In 1993 the Unknown Australian Soldier was brought home from the Adelaide Cemetery near Villers-Bretonneaux in France.
The Unknown Australian Soldier laid in state at Kings Hall in Parliament house and was then interred in the Hall of Memory at the Australian War Memorial on 11 Nov 1993. He was buried in a Tasmanian Blackwood coffin with a slouch hat and a sprig of wattle, and soil from the Pozieres battlefield was scattered in the Tomb.
On 25 May 2000, the remains of an unidentified Canadian soldier who died in the First World War were repatriated from France and buried in a special tomb in front of the National War Memorial in Ottawa.
On May 23rd, a Canadian Forces aircraft flew to France to bring the Unknown Soldier back to Canada. On board was a delegation consisting of a Canadian Forces contingent including a 45-person guard, a bearer party, and a chaplain. The Veterans Affairs contingent contained veterans and civilians, including two representatives of Canadian youth.

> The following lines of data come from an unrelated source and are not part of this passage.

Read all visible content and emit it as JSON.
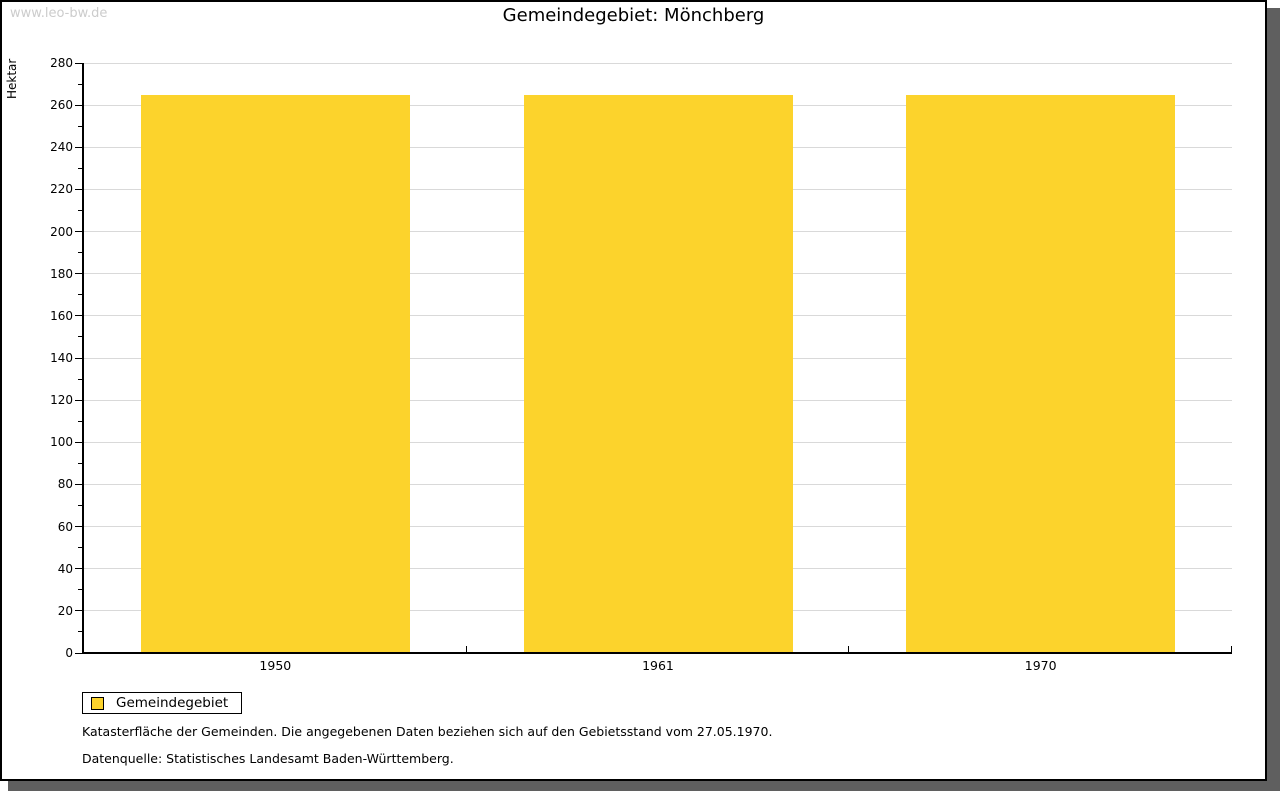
{
  "watermark": "www.leo-bw.de",
  "title": "Gemeindegebiet: Mönchberg",
  "legend": {
    "label": "Gemeindegebiet"
  },
  "footnotes": [
    "Katasterfläche der Gemeinden. Die angegebenen Daten beziehen sich auf den Gebietsstand vom 27.05.1970.",
    "Datenquelle: Statistisches Landesamt Baden-Württemberg."
  ],
  "colors": {
    "bar": "#fcd32c",
    "gridline": "#d9d9d9",
    "axis": "#000000",
    "watermark": "#cccccc",
    "shadow": "#5f5f5f",
    "background": "#ffffff"
  },
  "chart_data": {
    "type": "bar",
    "title": "Gemeindegebiet: Mönchberg",
    "categories": [
      "1950",
      "1961",
      "1970"
    ],
    "series": [
      {
        "name": "Gemeindegebiet",
        "values": [
          265,
          265,
          265
        ]
      }
    ],
    "xlabel": "",
    "ylabel": "Hektar",
    "ylim": [
      0,
      280
    ],
    "ytick_step": 20,
    "minor_tick_step": 10,
    "grid": true,
    "legend_position": "bottom-left",
    "bar_color": "#fcd32c"
  }
}
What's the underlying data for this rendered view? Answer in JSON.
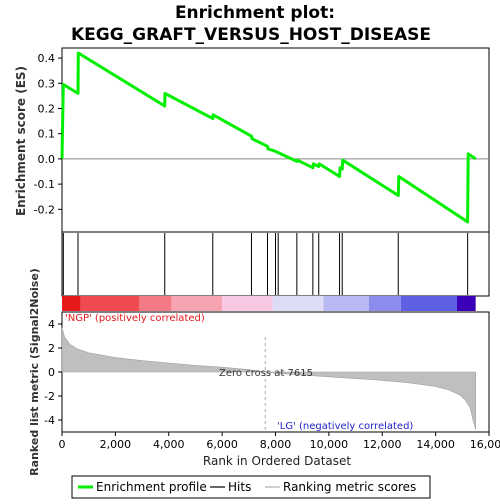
{
  "title_line1": "Enrichment plot:",
  "title_line2": "KEGG_GRAFT_VERSUS_HOST_DISEASE",
  "chart_data": [
    {
      "type": "line",
      "panel": "enrichment",
      "ylabel": "Enrichment score (ES)",
      "ylim": [
        -0.29,
        0.44
      ],
      "yticks": [
        0.4,
        0.3,
        0.2,
        0.1,
        0.0,
        -0.1,
        -0.2
      ],
      "ytick_labels": [
        "0.4",
        "0.3",
        "0.2",
        "0.1",
        "0.0",
        "-0.1",
        "-0.2"
      ],
      "grid": false,
      "series": [
        {
          "name": "Enrichment profile",
          "color": "#00ee00",
          "x": [
            0,
            50,
            600,
            610,
            3850,
            3860,
            5650,
            5660,
            7100,
            7120,
            7700,
            7720,
            8000,
            8100,
            8800,
            8820,
            9400,
            9420,
            9620,
            9640,
            10400,
            10420,
            10500,
            10520,
            12600,
            12620,
            15200,
            15220,
            15500
          ],
          "y": [
            0.0,
            0.295,
            0.26,
            0.42,
            0.21,
            0.26,
            0.16,
            0.175,
            0.09,
            0.08,
            0.05,
            0.04,
            0.03,
            0.025,
            -0.01,
            -0.005,
            -0.035,
            -0.02,
            -0.03,
            -0.02,
            -0.07,
            -0.035,
            -0.04,
            -0.005,
            -0.145,
            -0.07,
            -0.25,
            0.02,
            0.0
          ]
        }
      ]
    },
    {
      "type": "bar",
      "panel": "hits",
      "series": [
        {
          "name": "Hits",
          "color": "#000000",
          "x": [
            50,
            600,
            3850,
            5650,
            7100,
            7700,
            8000,
            8100,
            8800,
            9400,
            9620,
            10400,
            10500,
            12600,
            15200
          ]
        }
      ],
      "color_bar": [
        {
          "from": 0,
          "to": 700,
          "color": "#e41a1c"
        },
        {
          "from": 700,
          "to": 2900,
          "color": "#f0494f"
        },
        {
          "from": 2900,
          "to": 4100,
          "color": "#f37a84"
        },
        {
          "from": 4100,
          "to": 6000,
          "color": "#f6a3b2"
        },
        {
          "from": 6000,
          "to": 7900,
          "color": "#f8c8e4"
        },
        {
          "from": 7900,
          "to": 9800,
          "color": "#dcdcf6"
        },
        {
          "from": 9800,
          "to": 11500,
          "color": "#b8b8f2"
        },
        {
          "from": 11500,
          "to": 12700,
          "color": "#8c8ced"
        },
        {
          "from": 12700,
          "to": 14800,
          "color": "#5f5fe4"
        },
        {
          "from": 14800,
          "to": 15500,
          "color": "#3a00b8"
        }
      ]
    },
    {
      "type": "area",
      "panel": "ranked-list",
      "ylabel": "Ranked list metric (Signal2Noise)",
      "xlabel": "Rank in Ordered Dataset",
      "xlim": [
        0,
        16000
      ],
      "xticks": [
        0,
        2000,
        4000,
        6000,
        8000,
        10000,
        12000,
        14000,
        16000
      ],
      "xtick_labels": [
        "0",
        "2,000",
        "4,000",
        "6,000",
        "8,000",
        "10,000",
        "12,000",
        "14,000",
        "16,000"
      ],
      "ylim": [
        -5,
        5
      ],
      "yticks": [
        4,
        2,
        0,
        -2,
        -4
      ],
      "ytick_labels": [
        "4",
        "2",
        "0",
        "-2",
        "-4"
      ],
      "series": [
        {
          "name": "Ranking metric scores",
          "color": "#bfbfbf",
          "x": [
            0,
            100,
            300,
            600,
            1000,
            2000,
            3000,
            4000,
            5000,
            6000,
            7000,
            7615,
            8000,
            9000,
            10000,
            11000,
            12000,
            13000,
            14000,
            14500,
            14900,
            15100,
            15300,
            15400,
            15500
          ],
          "y": [
            3.7,
            2.9,
            2.3,
            1.9,
            1.6,
            1.2,
            0.95,
            0.75,
            0.55,
            0.4,
            0.2,
            0.0,
            -0.1,
            -0.25,
            -0.4,
            -0.55,
            -0.7,
            -0.9,
            -1.2,
            -1.5,
            -1.9,
            -2.3,
            -3.0,
            -4.0,
            -4.8
          ]
        }
      ],
      "zero_cross_label": "Zero cross at 7615",
      "pos_label": "'NGP' (positively correlated)",
      "neg_label": "'LG' (negatively correlated)",
      "pos_color": "#e41a1c",
      "neg_color": "#2222cc"
    }
  ],
  "legend": [
    {
      "label": "Enrichment profile",
      "color": "#00ee00"
    },
    {
      "label": "Hits",
      "color": "#000000"
    },
    {
      "label": "Ranking metric scores",
      "color": "#bfbfbf"
    }
  ]
}
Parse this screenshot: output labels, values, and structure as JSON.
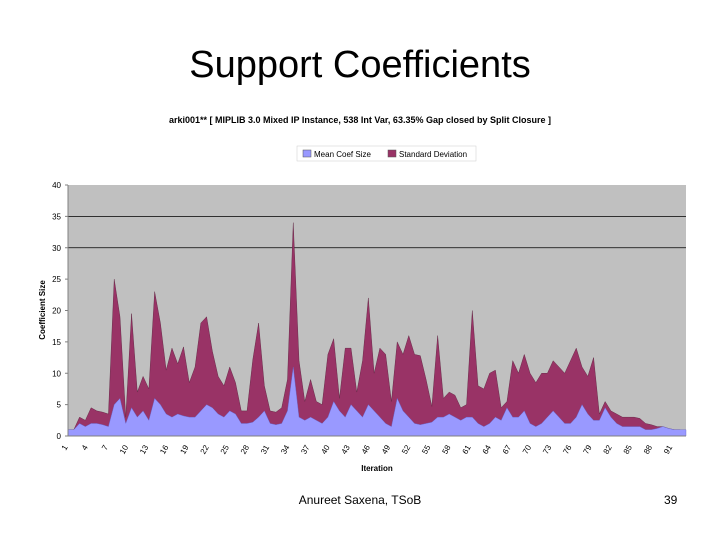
{
  "slide": {
    "title": "Support Coefficients",
    "footer": "Anureet Saxena, TSoB",
    "page_number": "39"
  },
  "chart_data": {
    "type": "area",
    "stacked": true,
    "title": "arki001** [ MIPLIB 3.0 Mixed IP Instance, 538 Int Var, 63.35% Gap closed by Split Closure ]",
    "xlabel": "Iteration",
    "ylabel": "Coefficient Size",
    "ylim": [
      0,
      40
    ],
    "yticks": [
      0,
      5,
      10,
      15,
      20,
      25,
      30,
      35,
      40
    ],
    "gridlines": [
      30,
      35
    ],
    "legend_position": "top",
    "x_ticks": [
      "1",
      "4",
      "7",
      "10",
      "13",
      "16",
      "19",
      "22",
      "25",
      "28",
      "31",
      "34",
      "37",
      "40",
      "43",
      "46",
      "49",
      "52",
      "55",
      "58",
      "61",
      "64",
      "67",
      "70",
      "73",
      "76",
      "79",
      "82",
      "85",
      "88",
      "91"
    ],
    "x_range": [
      1,
      93
    ],
    "series": [
      {
        "name": "Mean Coef Size",
        "color": "#9999ff",
        "values": [
          1,
          1,
          2,
          1.5,
          2,
          2,
          1.8,
          1.5,
          5,
          6,
          2,
          4.5,
          3,
          4,
          2.5,
          6,
          5,
          3.5,
          3,
          3.5,
          3.2,
          3,
          3,
          4,
          5,
          4.5,
          3.5,
          3,
          4,
          3.5,
          2,
          2,
          2.2,
          3,
          4,
          2,
          1.8,
          2,
          4,
          11,
          3,
          2.5,
          3,
          2.5,
          2,
          3,
          5.5,
          4,
          3,
          5,
          4,
          3,
          5,
          4,
          3,
          2,
          1.5,
          6,
          4,
          3,
          2,
          1.8,
          2,
          2.2,
          3,
          3,
          3.5,
          3,
          2.5,
          3,
          3,
          2,
          1.5,
          2,
          3,
          2.5,
          4.5,
          3,
          3,
          4,
          2,
          1.5,
          2,
          3,
          4,
          3,
          2,
          2,
          3,
          5,
          3.5,
          2.5,
          2.5,
          4.5,
          3,
          2,
          1.5,
          1.5,
          1.5,
          1.5,
          1,
          1,
          1.2,
          1.5,
          1.2,
          1,
          1,
          1
        ]
      },
      {
        "name": "Standard Deviation",
        "color": "#993366",
        "values": [
          0,
          0,
          1,
          1,
          2.5,
          2,
          2,
          2,
          20,
          13,
          1,
          15,
          4,
          5.5,
          5,
          17,
          13,
          7,
          11,
          8,
          11,
          5.5,
          8,
          14,
          14,
          9,
          6,
          5,
          7,
          5,
          2,
          2,
          10,
          15,
          4,
          2,
          2,
          2.5,
          5,
          23,
          9,
          3,
          6,
          3,
          3,
          10,
          10,
          2,
          11,
          9,
          3,
          9,
          17,
          6,
          11,
          11,
          4,
          9,
          9,
          13,
          11,
          11,
          7,
          2.5,
          13,
          3,
          3.5,
          3.5,
          2,
          2,
          17,
          6,
          6,
          8,
          7.5,
          2,
          1,
          9,
          7,
          9,
          8,
          7,
          8,
          7,
          8,
          8,
          8,
          10,
          11,
          6,
          6,
          10,
          1,
          1,
          1,
          1.5,
          1.5,
          1.5,
          1.5,
          1.3,
          1,
          0.8,
          0.3,
          0,
          0,
          0,
          0
        ]
      }
    ]
  }
}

On the evening of May 25th, the casket carrying the remains of the Unknown Soldier was transported to Parliament Buildings, where he was placed in the Hall Of Honour.
He laid in state there for three days, until the morning of May 28th, so that Canadians could view the casket and pay their respect.
In the afternoon of May 28th, the Unknown Soldier was transported from Parliament Hill to the National War Memorial on a horse-drawn gun carriage provided by the Royal Canadian Mounted Police. The funeral cortege included the Governor General of Canada and Prime Minister of Canada, veterans, Canadian Forces personnel and members of the RCMP.
In a ceremony which aired on national television, the Unknown Soldier was laid to rest in a specially-designed sarcophagus directly in front of the War Memorial.